From early colonisation to the 20th century, Indigenous Australians often worked on farms for rations instead of wages. They were traded among settlers and their children were often taken and moved across the country to work.

Aboriginal and Torres Strait Islanders were also employed illegally, for no income, until 1972. Last July, about 10,000 Indigenous Australians received $190 million in “stolen wages” from the Queensland government in recognition of this fact.

NITV on June 11 hosted Richard Weston, CEO of the Secretariat of the National Aboriginal and Islander Child Care, who listed famous cases of Indigenous slave labour and Indigenous resistance, including the Gurindji walk-off from Wave Hill Station in 1967. 

In 1883, 3000 kilometres of Gurindji land in the Northern Territory was granted to a pastoralist by the colonial government. “Working in the pastoral industry for close to 100 years, they weren’t paid,” Weston said. “They lived in appalling conditions on their own country, you know, supporting these multi-million dollar industries, supporting pastoral leases and rich people from Europe ... that’s slave labour.”

The West Australian pearling industry from the 19th into the early 20th centuries also relied on Aboriginal slave labour.
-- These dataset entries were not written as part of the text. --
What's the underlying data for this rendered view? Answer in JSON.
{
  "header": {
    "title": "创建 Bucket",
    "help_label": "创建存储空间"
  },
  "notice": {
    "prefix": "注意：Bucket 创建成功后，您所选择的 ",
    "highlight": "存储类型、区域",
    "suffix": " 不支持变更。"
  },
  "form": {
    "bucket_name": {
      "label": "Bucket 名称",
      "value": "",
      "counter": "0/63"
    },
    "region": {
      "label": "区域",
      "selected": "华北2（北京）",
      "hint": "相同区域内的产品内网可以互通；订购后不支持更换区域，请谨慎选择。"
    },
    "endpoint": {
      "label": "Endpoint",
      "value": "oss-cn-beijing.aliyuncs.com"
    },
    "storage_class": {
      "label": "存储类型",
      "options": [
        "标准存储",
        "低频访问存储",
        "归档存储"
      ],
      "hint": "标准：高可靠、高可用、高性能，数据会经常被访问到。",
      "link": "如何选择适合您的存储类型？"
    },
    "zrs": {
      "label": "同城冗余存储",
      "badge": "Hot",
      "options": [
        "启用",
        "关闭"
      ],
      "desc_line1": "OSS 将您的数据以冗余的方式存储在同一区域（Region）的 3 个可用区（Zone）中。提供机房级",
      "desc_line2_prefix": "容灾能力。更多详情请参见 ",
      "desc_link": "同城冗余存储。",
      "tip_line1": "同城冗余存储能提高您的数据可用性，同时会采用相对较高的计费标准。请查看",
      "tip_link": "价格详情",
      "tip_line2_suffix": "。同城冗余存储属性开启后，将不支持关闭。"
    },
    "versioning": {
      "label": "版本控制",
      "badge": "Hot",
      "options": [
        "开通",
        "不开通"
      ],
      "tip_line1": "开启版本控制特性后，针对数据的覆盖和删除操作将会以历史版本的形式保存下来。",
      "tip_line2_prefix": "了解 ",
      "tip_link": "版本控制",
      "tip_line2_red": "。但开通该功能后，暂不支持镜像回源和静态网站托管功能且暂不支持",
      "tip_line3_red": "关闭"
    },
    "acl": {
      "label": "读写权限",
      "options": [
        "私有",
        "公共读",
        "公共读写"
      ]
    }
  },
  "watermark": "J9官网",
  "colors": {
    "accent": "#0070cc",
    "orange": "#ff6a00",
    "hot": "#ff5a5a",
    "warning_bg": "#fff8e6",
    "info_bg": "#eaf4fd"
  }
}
Slave traders would round up Aboriginal men at gunpoint and sell them to pearling captains, who would force them to dive for pearl shell on pain of injury or death.

Slavery, as a system of forced labour, dates back to antiquity. Slavery, Australia-style, includes the original convict system, First Nations people being forced to labour on pastoral stations, the Blackbirding of South Sea Islanders and the Stolen Wages program in Queensland and other states.

While wage theft is the capitalist system’s standard business model and the colonisers generally accepted slavery, it nevertheless sat uneasily on their conscience. This is why the ideology of “scientific” racism, the belief that one skin colour was superior to another, allowed First Nations people to be enslaved for so long. It also underpins the right’s culture wars, currently taking a hammering with the rise of the Black Lives Matter-Stop Deaths in Custody movements.